I had to compose myself yet again outside Aven. Once I swallowed the lump in my throat, I went in and talked with Dr. Fortenberry. His immediate reaction was to suggest I “just” add another Collegian lab. That would be 3, meaning that for every paper (which comes out every other week, I think), I would have to write 3 500-word articles. Currently I’m doing 2/paper. This was definitely not an appealing option to me, and I knew it wouldn’t be to Dr. Nicholas. He draws the line at 3 labs at once. I told Dr. Fortenberry this, and he said, “Well he may have to make an exception if you want to graduate.” We proceeded to try to find Dr. Nicholas, but he’d already left.

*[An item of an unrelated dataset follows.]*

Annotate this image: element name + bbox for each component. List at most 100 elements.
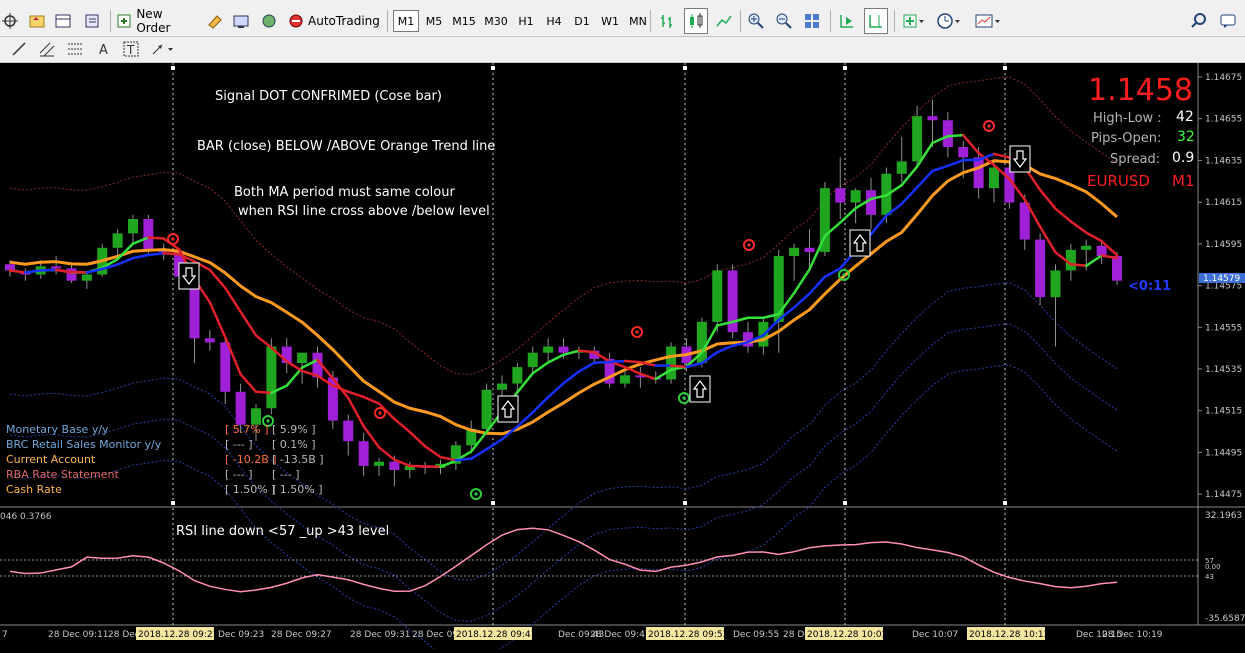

So this won’t be resolved until at least Monday. Dr. Fortenberry said, “It’ll be alright.”
I left in a complete daze. And by that time, I was running close on time. I went to Wal-Mart, and dropped off my picture. Then I went to Vicksburg (and of course got off on the wrong side of the frontage road and had to get directions), blaring Switchfoot all the way. I would have preferred something angrier, but it was the best I could do with what I had. And it suits pretty well for life-is-crappy-right-now-and-I’m-not-happy-with-it music. It was odd, I felt like I was on “public persona autopilot” as I did my interview. When I walked in the door, I was fairly normal. As I walked out to my car, I went into daze mode again. And it was in daze mode that I got my stuff from Wal-Mart, spent all my Dairy Queen birthday cake money (yeah, I didn’t get a birthday cake for my birthday, and I wanted to get an ice cream cake later this semester) on gas, and spent all but $1 of my actual money on lunch/dinner. I would say my emotions today have run from an upset daze to an angry daze to a hollow daze.
Right now I’m in hollow daze. I kinda feel like I’m “just here.” All day I’ve been trying to pick up the pieces from that transcript…it just completely blindsided me. And I don’t know what to do. I could try to do 3 Collegian labs, but could I? I already feel like I’m doing so much. I don’t know if I could handle doing much more. But then there’s the alternative, not graduating due to 1 hour lacking, and in my mind, that’s just not an option. Right now I’d feel like just throwing in the towel on it all, but in my mind I can’t not graduate in May. I trust that God will work somehow, but it doesn’t make dealing with it any easier.
I don’t know. I just don’t know.
I haven’t told my mom yet; I’m not ready to hear her upset reaction.
I’m gonna eat. And work. And try to forget that I have fallen short and will not know until Monday if it can be resolved.